Hello,
I'am trying to deduplicate 500 000 lines with tmatchgroup component, each times i ve an Exception in thread "main" java.lang.OutOfMemoryError. What's the limit for a tmatchgroup?
Thanks
Hi,
For a large set of data, could you please try to store the data on disk instead of memory on tMatchgroup?
Here is a KB article about:TalendHelpCenter:Exception: outOfMemory Best regards
Sabrina
Hello, I ve try this yesterday, now i havent errors but job is "freezing" without error message. After the first set of row processed nothing happens. You can see the screenshot that i ve uploaded. best regards
Hi,
Are you using a blocking key in the configuration of the component?
If you don't, you' retrying to do 500 000 x 500 000 comparisons. This won't fit in memory and even using the store-on-disk option, it will take days to complete...

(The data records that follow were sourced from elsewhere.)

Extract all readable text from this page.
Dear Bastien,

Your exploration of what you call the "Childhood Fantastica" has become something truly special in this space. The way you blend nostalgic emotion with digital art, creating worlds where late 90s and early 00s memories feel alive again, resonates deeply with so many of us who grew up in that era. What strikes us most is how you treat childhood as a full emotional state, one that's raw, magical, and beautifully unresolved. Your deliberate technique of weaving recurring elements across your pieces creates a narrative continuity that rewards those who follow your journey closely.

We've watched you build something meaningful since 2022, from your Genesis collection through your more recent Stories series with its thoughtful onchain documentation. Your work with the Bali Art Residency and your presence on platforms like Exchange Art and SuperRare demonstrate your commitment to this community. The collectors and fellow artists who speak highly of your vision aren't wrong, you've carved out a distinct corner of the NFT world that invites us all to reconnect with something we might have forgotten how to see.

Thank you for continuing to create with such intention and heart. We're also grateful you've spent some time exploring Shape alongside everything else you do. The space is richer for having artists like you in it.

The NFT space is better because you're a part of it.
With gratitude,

You must use a blocking key (probably by generating it with the tGenKey component). Have a look at examples at
https://help.talend.com/search/all?query=tMatchGroup&content-lang=en The blocking key will partition the data so that the number of comparisons is greatly decreased.
See also this documentation
https://help.talend.com/search/all?query=tGenKey&content-lang=en about how to tune your tGenKey configuration for a good performance. It's advised to build blocks (aka partitions) of a few tens or hundreds of line. Use the blocking key profile to tune your partitions.
Hope this helps.